La haine a une odeur plus forte que celle du bonheur. Elle écrabouille les jours heureux qui devraient rester éternels dans les souvenirs parce qu'ils donnent le goût de vivre.
La Bretagne est une île et ses habitants des nomades comme ceux de ma tribu, je n'ai aucune raison d'avoir peur d'eux, au contraire, aux plis de leurs visages, on voit bien qu'ils savent ce que partir veut dire.
Ils ont leur identité en poupe, prêts à l'abordage sur toutes les rives du monde.
Ici, sur Ouessant, les nuages seront toujours en embuscade et la lumière en demi-teinte, mais derrière, après les herses de pluie, pour les plus téméraires, il y a les joyaux cachés.
J’aimais ces calots fiers de leur port d’attache, amis qui, un jour, le cœur en canot, embarquaient sur des rafiots, pour s’en aller sans retour.
L'amour est un cabanon de paille et de brindilles. L'amour est un coquelicot.[...]
" Tu sais l'amour, faut pas y toucher. Sous peine de peine."
Les nœuds que j'étais venu dénouer à Ouessant avaient engendré des petits frères.
Elle a dit que je bougeais sans cesse, même sur la mer. Même la nuit. Et je parlais aussi.J'ai répondu que c'était la faute de mon père. De lui, j'ai hérité la maladie de l'immigration et son effet secondaire, le monologue.
Je bavais. La colère ne me lâchait pas la gorge. On me traitait comme un pneu de cycle, la dernière roue du carrosse. J'étais devenu un distributeur de pensions alimentaires et compensatoires. Je devais me satisfaire de cette fonction. Point barre. Un père ça tient debout, ça balise le chemin des autres, ça informe ceux qui suivent des dégâts de la navigation à vie, des récifs, des écueils et autres brisants. Ca passe son temps à baliser, à éclairer.
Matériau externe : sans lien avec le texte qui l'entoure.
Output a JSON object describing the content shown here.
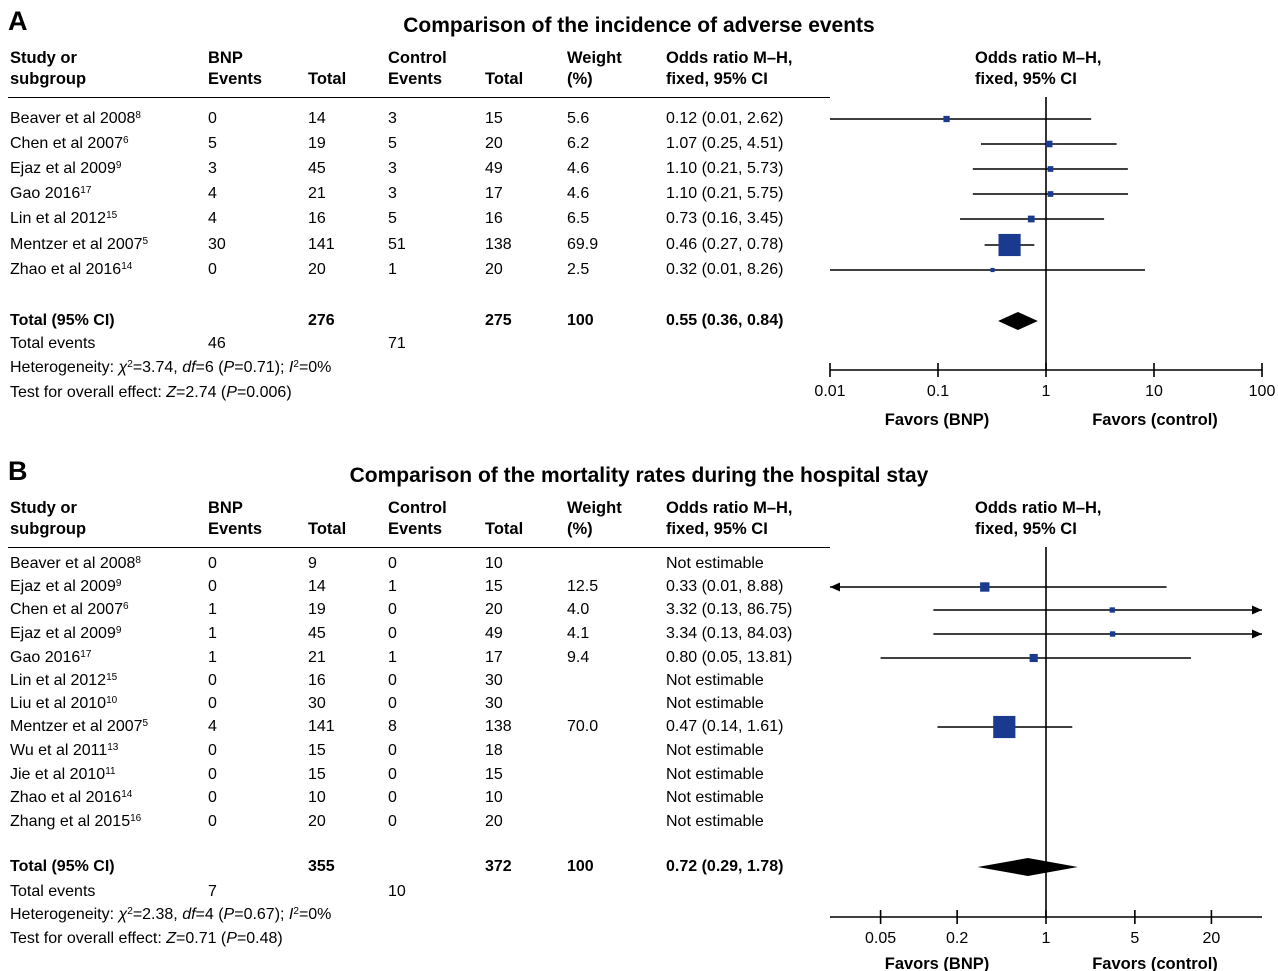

Voilà, j'avais trouvé un nouveau synonyme de père : éclairagiste.
Et un autre : lampiste.
Yvon m'a fait découvrir l'éternel regret d'avoir laissé quelque chose derrière soi.
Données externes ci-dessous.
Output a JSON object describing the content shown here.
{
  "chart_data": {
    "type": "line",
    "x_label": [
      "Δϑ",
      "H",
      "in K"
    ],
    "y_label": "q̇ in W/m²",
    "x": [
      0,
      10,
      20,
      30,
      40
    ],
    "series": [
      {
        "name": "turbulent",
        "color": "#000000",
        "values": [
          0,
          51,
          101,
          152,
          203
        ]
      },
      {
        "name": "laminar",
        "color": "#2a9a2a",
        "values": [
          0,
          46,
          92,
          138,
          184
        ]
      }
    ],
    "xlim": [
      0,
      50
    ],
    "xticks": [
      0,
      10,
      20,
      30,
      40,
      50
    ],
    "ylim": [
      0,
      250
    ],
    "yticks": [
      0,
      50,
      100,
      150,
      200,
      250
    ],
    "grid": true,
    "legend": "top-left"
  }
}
Les Portugais l'appellent saudade. C'est ce sentiment que les chanteurs de fado vont puiser au fond de leurs entrailles, les yeux fermés.
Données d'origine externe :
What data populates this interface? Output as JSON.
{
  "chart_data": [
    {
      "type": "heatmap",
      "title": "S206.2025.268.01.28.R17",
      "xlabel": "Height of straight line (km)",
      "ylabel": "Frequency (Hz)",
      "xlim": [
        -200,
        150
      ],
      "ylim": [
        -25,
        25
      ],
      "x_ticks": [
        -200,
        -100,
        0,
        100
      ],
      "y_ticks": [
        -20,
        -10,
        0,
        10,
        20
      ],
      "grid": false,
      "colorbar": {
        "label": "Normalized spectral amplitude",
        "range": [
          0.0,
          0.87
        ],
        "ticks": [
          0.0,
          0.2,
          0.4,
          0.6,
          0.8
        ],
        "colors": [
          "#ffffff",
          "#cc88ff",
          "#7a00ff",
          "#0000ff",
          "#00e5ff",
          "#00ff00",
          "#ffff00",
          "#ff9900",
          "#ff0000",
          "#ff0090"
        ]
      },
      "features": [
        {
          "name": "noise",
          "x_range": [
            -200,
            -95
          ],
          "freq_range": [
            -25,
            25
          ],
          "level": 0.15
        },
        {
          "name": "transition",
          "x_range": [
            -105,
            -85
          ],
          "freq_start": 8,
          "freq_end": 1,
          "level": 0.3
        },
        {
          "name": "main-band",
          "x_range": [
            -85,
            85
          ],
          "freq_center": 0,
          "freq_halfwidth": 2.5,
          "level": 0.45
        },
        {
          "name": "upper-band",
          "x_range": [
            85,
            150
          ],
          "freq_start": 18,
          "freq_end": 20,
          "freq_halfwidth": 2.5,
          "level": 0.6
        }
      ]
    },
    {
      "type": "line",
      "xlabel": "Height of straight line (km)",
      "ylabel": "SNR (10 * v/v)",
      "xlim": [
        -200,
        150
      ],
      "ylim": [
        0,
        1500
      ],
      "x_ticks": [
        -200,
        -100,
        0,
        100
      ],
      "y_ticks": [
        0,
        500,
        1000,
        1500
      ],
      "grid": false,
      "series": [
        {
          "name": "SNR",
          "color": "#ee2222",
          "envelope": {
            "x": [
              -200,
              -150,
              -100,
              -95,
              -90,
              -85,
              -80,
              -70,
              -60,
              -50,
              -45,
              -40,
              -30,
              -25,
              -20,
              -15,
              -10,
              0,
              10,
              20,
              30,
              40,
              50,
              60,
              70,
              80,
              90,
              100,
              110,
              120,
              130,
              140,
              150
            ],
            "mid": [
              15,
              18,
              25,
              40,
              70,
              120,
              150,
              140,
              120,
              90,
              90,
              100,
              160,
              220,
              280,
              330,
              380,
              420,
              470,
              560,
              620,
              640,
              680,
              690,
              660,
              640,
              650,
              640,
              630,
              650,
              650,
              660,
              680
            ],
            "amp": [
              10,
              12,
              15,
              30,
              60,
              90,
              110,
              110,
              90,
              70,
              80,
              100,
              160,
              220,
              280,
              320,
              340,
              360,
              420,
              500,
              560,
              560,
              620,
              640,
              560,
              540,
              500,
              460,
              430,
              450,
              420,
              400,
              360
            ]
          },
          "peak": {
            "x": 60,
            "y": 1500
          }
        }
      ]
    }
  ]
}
L'histoire d'un homme solitaire qui a perdu dans un port une amarre, une attache, ses origines. Leurs chansons disent que l'enfance est un été dont on ne revient pas
Avec Yvon (note : son ami Yvon Le Guen, Breton qui vient d'Ouessant, et l'a défendu quand il s'est fait attaquer), j'ai appris que les méandres de la mélancolie sont tortueux et que la douleur d'être loin de chez soi ne se mesure pas en kilomètres sur une carte Michelin. C'est une émotion à fleur de peau, un petit vertige de chaque jour qui ronge l'âme, une vague qui creuse incessamment.